How To Jump Start A Car
No matter what type of car you drive, a dead battery is a major bummer and can put a kink in your plans for the day. Knowing what to do will help you stress less and get you back on the road faster.
Before you begin, try to figure out what caused the dead battery. If your battery is completely drained for seemingly no reason at all, you may have to buy and install a new one. But, if you simply left a light on or your power locks wore out your battery, you can use jumper cables and a running car to get it started again.
Ready to get started? Use these simple step-by-step instructions to safely jump start your car:
- Park a running vehicle as close as possible to the car with the dead battery so the jumper cables can reach the batteries in both vehicles.
- Place both cars in park or neutral (neutral is better for cars with manual transmissions) and turn off their ignitions, lights, radio, etc. If you’re in a busy area, turn on your flashers to keep you and others on the road safe.
- Keep the metal ends of the jumper cables away from each other.

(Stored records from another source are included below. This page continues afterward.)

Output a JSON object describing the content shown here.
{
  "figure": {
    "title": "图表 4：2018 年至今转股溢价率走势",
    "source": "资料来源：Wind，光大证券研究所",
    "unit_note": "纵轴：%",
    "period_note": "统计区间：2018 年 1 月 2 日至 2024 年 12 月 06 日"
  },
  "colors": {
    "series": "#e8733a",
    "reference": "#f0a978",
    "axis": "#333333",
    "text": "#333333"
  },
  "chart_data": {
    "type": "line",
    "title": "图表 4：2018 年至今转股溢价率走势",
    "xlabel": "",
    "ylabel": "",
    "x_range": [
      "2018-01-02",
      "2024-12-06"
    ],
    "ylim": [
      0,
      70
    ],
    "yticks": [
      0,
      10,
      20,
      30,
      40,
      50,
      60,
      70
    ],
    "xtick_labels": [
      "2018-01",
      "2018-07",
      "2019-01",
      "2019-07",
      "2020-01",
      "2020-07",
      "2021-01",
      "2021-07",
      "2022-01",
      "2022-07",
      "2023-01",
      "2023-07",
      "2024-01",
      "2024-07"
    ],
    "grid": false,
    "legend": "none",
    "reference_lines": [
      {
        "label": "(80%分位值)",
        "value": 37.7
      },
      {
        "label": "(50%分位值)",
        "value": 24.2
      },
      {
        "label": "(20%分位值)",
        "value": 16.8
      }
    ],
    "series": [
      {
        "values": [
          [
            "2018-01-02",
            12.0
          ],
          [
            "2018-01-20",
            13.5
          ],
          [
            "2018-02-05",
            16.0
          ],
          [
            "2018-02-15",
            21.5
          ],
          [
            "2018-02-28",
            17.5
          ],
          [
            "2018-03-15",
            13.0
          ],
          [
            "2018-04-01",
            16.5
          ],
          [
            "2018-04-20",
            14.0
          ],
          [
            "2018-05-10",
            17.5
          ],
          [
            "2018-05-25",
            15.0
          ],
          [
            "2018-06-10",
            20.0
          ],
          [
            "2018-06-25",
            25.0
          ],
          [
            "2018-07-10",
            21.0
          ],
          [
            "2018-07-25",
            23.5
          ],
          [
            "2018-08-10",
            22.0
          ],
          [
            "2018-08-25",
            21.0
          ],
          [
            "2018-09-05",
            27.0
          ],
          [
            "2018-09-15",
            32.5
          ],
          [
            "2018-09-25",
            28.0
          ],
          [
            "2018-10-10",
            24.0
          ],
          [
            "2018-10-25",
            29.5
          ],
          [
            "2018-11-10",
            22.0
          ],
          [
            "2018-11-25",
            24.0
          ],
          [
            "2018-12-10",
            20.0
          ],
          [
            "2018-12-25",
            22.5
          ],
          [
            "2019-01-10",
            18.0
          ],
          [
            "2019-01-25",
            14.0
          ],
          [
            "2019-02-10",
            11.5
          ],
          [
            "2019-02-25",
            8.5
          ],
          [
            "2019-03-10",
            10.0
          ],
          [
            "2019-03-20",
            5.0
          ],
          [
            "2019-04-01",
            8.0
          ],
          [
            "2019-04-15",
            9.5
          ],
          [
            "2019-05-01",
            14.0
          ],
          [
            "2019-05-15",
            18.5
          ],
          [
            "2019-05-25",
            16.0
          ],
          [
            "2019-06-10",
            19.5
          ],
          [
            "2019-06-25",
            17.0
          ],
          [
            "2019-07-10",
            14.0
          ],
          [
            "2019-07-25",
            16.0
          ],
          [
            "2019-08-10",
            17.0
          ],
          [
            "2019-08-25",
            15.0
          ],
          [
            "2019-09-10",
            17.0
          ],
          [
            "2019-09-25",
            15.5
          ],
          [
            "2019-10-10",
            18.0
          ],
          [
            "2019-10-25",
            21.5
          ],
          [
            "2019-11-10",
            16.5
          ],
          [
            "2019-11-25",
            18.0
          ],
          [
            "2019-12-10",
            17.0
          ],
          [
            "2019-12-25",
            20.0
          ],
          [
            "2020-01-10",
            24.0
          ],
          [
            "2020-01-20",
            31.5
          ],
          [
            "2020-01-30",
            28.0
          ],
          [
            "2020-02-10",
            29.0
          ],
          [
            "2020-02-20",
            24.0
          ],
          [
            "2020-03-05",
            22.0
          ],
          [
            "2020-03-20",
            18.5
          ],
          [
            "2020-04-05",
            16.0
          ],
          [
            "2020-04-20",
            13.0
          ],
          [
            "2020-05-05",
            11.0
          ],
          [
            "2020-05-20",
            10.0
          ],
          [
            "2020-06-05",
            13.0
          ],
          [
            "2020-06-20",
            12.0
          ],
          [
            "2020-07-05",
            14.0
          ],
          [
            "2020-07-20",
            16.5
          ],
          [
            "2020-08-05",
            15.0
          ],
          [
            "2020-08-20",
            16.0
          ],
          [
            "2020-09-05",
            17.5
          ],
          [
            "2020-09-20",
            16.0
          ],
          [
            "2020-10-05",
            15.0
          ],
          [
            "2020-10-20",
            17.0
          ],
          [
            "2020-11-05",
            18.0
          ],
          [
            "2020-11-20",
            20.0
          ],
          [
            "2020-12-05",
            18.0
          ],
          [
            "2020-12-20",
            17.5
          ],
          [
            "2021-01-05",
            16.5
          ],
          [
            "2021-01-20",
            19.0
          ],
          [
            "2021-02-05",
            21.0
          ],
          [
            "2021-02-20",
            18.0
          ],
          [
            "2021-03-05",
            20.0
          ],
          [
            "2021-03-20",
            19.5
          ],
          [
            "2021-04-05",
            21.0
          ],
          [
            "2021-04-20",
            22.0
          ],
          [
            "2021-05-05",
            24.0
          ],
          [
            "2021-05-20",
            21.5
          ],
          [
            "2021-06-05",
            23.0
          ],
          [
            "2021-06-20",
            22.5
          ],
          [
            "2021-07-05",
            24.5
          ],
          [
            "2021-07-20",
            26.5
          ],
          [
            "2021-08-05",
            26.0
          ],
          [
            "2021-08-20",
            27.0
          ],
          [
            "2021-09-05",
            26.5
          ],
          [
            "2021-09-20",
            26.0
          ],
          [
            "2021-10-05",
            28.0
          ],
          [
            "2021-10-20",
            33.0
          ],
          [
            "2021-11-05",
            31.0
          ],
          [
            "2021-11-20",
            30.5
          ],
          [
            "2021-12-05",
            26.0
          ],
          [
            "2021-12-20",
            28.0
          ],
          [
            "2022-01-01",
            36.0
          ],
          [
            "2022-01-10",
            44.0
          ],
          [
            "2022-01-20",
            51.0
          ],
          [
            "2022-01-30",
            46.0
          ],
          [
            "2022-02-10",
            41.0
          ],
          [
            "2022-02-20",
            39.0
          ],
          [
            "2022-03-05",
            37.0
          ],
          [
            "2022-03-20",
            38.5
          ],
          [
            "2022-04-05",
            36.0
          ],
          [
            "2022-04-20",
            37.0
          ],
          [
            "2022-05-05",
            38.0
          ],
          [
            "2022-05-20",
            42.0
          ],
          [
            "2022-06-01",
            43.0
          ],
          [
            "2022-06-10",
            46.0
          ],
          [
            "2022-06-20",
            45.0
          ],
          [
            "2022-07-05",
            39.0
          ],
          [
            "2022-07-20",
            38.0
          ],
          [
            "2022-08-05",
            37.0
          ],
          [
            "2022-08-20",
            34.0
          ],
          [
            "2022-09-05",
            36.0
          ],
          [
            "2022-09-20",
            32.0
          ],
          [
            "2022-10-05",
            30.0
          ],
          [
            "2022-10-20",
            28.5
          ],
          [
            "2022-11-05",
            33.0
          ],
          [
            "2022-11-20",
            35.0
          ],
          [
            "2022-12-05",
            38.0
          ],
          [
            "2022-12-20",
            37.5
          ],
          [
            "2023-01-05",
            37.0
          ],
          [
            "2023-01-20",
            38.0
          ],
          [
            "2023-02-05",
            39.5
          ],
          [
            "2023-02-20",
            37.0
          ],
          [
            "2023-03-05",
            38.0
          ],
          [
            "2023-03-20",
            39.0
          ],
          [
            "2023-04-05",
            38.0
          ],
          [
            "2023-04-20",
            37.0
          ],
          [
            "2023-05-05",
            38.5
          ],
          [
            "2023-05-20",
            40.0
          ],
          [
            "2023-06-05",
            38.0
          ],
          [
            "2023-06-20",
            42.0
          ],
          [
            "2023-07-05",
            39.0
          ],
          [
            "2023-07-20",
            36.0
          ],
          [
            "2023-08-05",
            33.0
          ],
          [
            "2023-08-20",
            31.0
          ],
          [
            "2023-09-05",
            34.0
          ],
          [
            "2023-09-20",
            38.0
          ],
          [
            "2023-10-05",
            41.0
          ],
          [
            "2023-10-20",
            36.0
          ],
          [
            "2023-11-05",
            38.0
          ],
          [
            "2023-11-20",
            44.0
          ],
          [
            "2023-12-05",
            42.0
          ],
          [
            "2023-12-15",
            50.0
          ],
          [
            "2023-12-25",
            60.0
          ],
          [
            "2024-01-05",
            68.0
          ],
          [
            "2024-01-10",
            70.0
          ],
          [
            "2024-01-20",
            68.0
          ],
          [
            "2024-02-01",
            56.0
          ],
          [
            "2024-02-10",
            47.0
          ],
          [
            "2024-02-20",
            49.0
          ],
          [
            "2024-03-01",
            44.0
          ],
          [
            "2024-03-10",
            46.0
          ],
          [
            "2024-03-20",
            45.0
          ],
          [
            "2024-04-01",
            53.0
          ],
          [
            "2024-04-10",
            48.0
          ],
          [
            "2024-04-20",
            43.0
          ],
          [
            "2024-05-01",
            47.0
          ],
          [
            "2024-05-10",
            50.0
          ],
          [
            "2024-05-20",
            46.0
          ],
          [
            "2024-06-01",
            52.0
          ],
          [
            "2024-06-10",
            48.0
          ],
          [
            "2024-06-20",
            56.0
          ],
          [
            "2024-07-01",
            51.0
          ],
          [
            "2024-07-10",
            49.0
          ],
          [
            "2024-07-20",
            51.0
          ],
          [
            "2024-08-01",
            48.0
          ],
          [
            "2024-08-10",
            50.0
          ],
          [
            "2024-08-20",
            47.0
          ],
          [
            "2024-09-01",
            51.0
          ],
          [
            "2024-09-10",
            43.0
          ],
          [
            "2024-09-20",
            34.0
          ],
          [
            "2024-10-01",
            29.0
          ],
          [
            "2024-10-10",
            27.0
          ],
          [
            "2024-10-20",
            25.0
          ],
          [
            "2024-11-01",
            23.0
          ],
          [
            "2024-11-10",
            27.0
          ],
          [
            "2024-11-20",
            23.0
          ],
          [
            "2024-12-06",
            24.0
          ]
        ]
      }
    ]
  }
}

- Attach a red clamp to the positive terminal of the dead car’s battery. It will have “POS” or “+” and it could be larger than the other terminal.
- Attach the other red clamp to the positive terminal of the car that still runs.
- Clip the black clamp to the negative terminal on the running car’s battery.
- Then, attach the last black clip to the negative terminal on the dead car’s battery. If your car does not have a negative terminal, attach it to an unpainted metal surface on your car away from the battery.
- Make sure the cables are properly attached to the battery and that they aren’t looping inside the engine area where they could catch on a moving part.
- Start the car with a charged battery, and let it run for a minute or two.
- Try to start the vehicle with the dead battery. If it won’t start after three attempts, wait three minutes and try again. When the car does start, keep it running for 15-30 minutes before turning it off so that your battery has a chance to recharge. If the car won’t start after five minutes, you may have to get a new battery.
- Disconnect the cables in reverse order, starting with the black clamp on the newly started car. Again, be sure the clamps don’t touch each other while they’re connected to a battery.
Note: If the battery you jumped is more than 3 years old, you may want to take it to an auto part store so they can test it and let you know if it’s worth replacing or if you’re good to go for a while longer. In colder regions, it’s likely that you’ll have to replace the battery more often thanks to those chilly temps.
A dead battery is never a pleasant surprise, but follow these steps just once or twice and you’ll be a pro at getting yourself back on the road in no time!